AIAug 26, 2021

Disentangling What and Where for 3D Object-Centric Representations Through Active Inference

arXiv:2108.11762v15 citations
Originality Incremental advance
AI Analysis

This addresses the need for more flexible and robust AI systems in computer vision, particularly for 3D object tasks, though it appears incremental by building on active inference and object-centric approaches.

The paper tackles the problem of object detection and classification models being inflexible to novel categories and ambiguous viewpoints by proposing an active inference agent with object-centric generative models. The agent learns object categories unsupervised, achieves state-of-the-art classification accuracies, and identifies novel categories, with validation in an end-to-end search task.

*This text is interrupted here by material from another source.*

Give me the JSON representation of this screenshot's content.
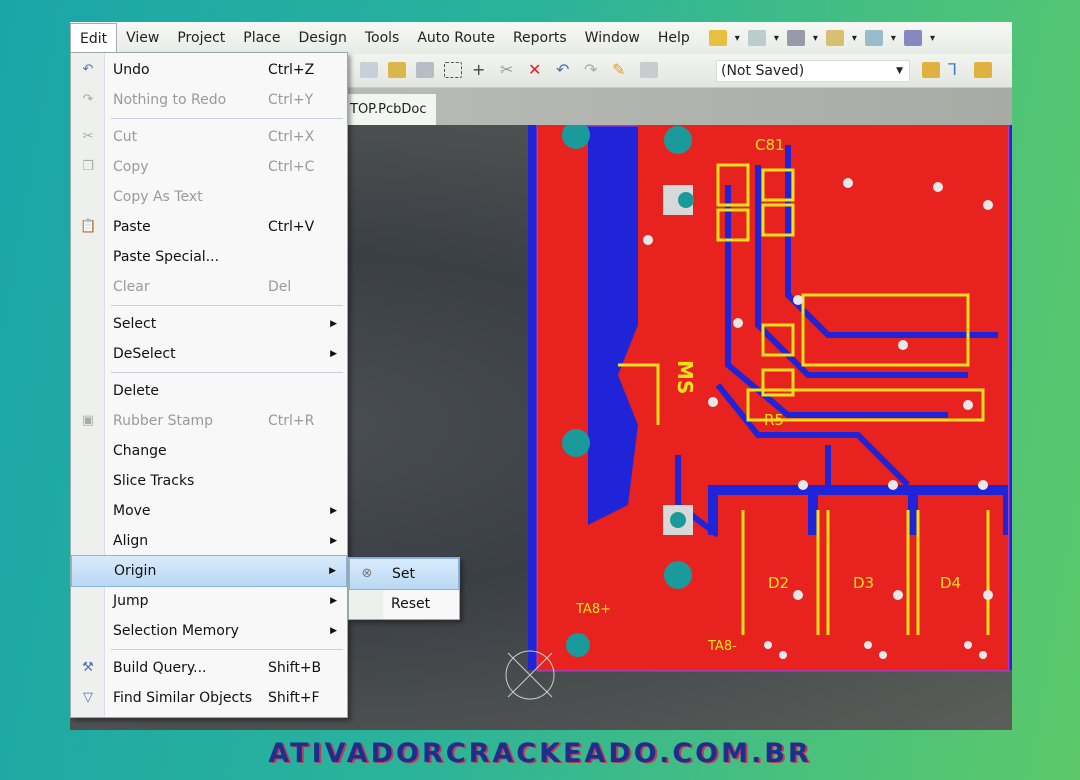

Although modern object detection and classification models achieve high accuracy, these are typically constrained in advance on a fixed train set and are therefore not flexible to deal with novel, unseen object categories. Moreover, these models most often operate on a single frame, which may yield incorrect classifications in case of ambiguous viewpoints. In this paper, we propose an active inference agent that actively gathers evidence for object classifications, and can learn novel object categories over time. Drawing inspiration from the human brain, we build object-centric generative models composed of two information streams, a what- and a where-stream. The what-stream predicts whether the observed object belongs to a specific category, while the where-stream is responsible for representing the object in its internal 3D reference frame. We show that our agent (i) is able to learn representations for many object categories in an unsupervised way, (ii) achieves state-of-the-art classification accuracies, actively resolving ambiguity when required and (iii) identifies novel object categories. Furthermore, we validate our system in an end-to-end fashion where the agent is able to search for an object at a given pose from a pixel-based rendering. We believe that this is a first step towards building modular, intelligent systems that can be used for a wide range of tasks involving three dimensional objects.